Der "Fall" Dreißig: Lassen Sie uns klar sein

22 / 01 / 19

Wie bekannt ist, haben einige Zeitungen (sogar die höchste Ebene) vor einigen Stunden die Nachricht von der "Ablehnung" eines Rechnungserlasses durch den Rechnungshof, der einen eigenen Berater ernannt hat, geschlagen, der von Verteidigungsministerin Elisabetta Trenta erlassen wurde. Dieselben Zeitungen befürchteten sogar das Risiko einer möglichen Ausgestaltung der Verantwortung des Diklosters für Schäden am Staat.

Es scheint notwendig zu sein, zumindest vier Punkte hervorzuheben, die technisch objektiv und daher unanfechtbar erscheinen:

- es ist kein Prozess;

- viel weniger, es ist eine endgültige Entscheidung;

- Es ist wirklich unwahrscheinlich (oder ist hier ausgeschlossen), dass eine Steuerschadenhaftung vorliegt.

- Das ungünstigste Szenario (aus Sicht des Ministeriums) besteht darin, den ursprünglich gewählten Direktor zu ersetzen.

Mit der Bestellung fortfahren.

1. Dies ist kein Prozess

Um Missverständnissen vorzubeugen (vielleicht durch Titel und auf jeden Fall durch den Medienrummel), sollte vor allem klargestellt werden, dass diesbezüglich kein Prozess gegen Minister Trenta stattfindet.

Die Zeitungen beziehen sich schlicht auf nichts anderes als auf die präventive Legitimitätskontrolle, die der Rechnungshof - ein eigens für die Wahrnehmung von Kontrollfunktionen benanntes Verfassungsorgan - ebenso wie gerichtliche Aufgaben - immer für sich beansprucht bestimmte Gesetze, einschließlich Ernennungsdokumente des Ministers, wie beispielsweise das fragliche, durch Gesetz auszuüben.

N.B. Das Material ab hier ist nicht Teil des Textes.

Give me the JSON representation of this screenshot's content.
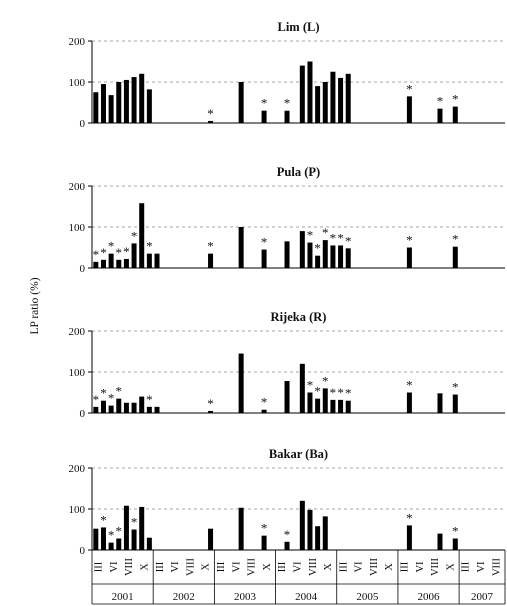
{
  "figure": {
    "ylabel": "LP ratio (%)",
    "slots": 54,
    "month_labels": [
      "III",
      "VI",
      "VIII",
      "X"
    ],
    "years": [
      "2001",
      "2002",
      "2003",
      "2004",
      "2005",
      "2006",
      "2007"
    ],
    "note": ""
  },
  "chart_data": [
    {
      "type": "bar",
      "title": "Lim (L)",
      "ylim": [
        0,
        200
      ],
      "yticks": [
        0,
        100,
        200
      ],
      "grid": true,
      "values": [
        75,
        95,
        68,
        100,
        105,
        112,
        120,
        82,
        0,
        0,
        0,
        0,
        0,
        0,
        0,
        5,
        0,
        0,
        0,
        100,
        0,
        0,
        30,
        0,
        0,
        30,
        0,
        140,
        150,
        90,
        100,
        125,
        110,
        120,
        0,
        0,
        0,
        0,
        0,
        0,
        0,
        65,
        0,
        0,
        0,
        35,
        0,
        40,
        0,
        0,
        0,
        0,
        0,
        0
      ],
      "starred": [
        15,
        22,
        25,
        41,
        45,
        47
      ]
    },
    {
      "type": "bar",
      "title": "Pula (P)",
      "ylim": [
        0,
        200
      ],
      "yticks": [
        0,
        100,
        200
      ],
      "grid": true,
      "values": [
        15,
        20,
        35,
        20,
        22,
        60,
        158,
        35,
        35,
        0,
        0,
        0,
        0,
        0,
        0,
        35,
        0,
        0,
        0,
        100,
        0,
        0,
        45,
        0,
        0,
        65,
        0,
        90,
        62,
        30,
        68,
        55,
        55,
        48,
        0,
        0,
        0,
        0,
        0,
        0,
        0,
        50,
        0,
        0,
        0,
        0,
        0,
        52,
        0,
        0,
        0,
        0,
        0,
        0
      ],
      "starred": [
        0,
        1,
        2,
        3,
        4,
        5,
        7,
        15,
        22,
        28,
        29,
        30,
        31,
        32,
        33,
        41,
        47
      ]
    },
    {
      "type": "bar",
      "title": "Rijeka (R)",
      "ylim": [
        0,
        200
      ],
      "yticks": [
        0,
        100,
        200
      ],
      "grid": true,
      "values": [
        15,
        30,
        18,
        35,
        25,
        25,
        40,
        15,
        15,
        0,
        0,
        0,
        0,
        0,
        0,
        5,
        0,
        0,
        0,
        145,
        0,
        0,
        8,
        0,
        0,
        78,
        0,
        120,
        50,
        35,
        60,
        32,
        32,
        30,
        0,
        0,
        0,
        0,
        0,
        0,
        0,
        50,
        0,
        0,
        0,
        48,
        0,
        45,
        0,
        0,
        0,
        0,
        0,
        0
      ],
      "starred": [
        0,
        1,
        2,
        3,
        7,
        15,
        22,
        28,
        29,
        30,
        31,
        32,
        33,
        41,
        47
      ]
    },
    {
      "type": "bar",
      "title": "Bakar (Ba)",
      "ylim": [
        0,
        200
      ],
      "yticks": [
        0,
        100,
        200
      ],
      "grid": true,
      "values": [
        52,
        55,
        18,
        28,
        108,
        50,
        105,
        30,
        0,
        0,
        0,
        0,
        0,
        0,
        0,
        52,
        0,
        0,
        0,
        103,
        0,
        0,
        35,
        0,
        0,
        20,
        0,
        120,
        98,
        58,
        82,
        0,
        0,
        0,
        0,
        0,
        0,
        0,
        0,
        0,
        0,
        60,
        0,
        0,
        0,
        40,
        0,
        28,
        0,
        0,
        0,
        0,
        0,
        0
      ],
      "starred": [
        1,
        2,
        3,
        5,
        22,
        25,
        41,
        47
      ]
    }
  ]
}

Die fragliche Tätigkeit ist daher nicht verfahrensrechtlicher Art (im strengen Sinne) und wird vom Rechnungshof routinemäßig (und notwendigerweise) bei allen Handlungen des Typs, auf den sich die fragliche Maßnahme bezieht, sowie bei anderen Handlungen ausgeführt ausdrücklich durch das Gesetz angegeben 14 Januar 1994, n. 19 (geändert durch 23 dl October 1996, Nr. 543, umgewandelt in 20 Dezember 1996, 639).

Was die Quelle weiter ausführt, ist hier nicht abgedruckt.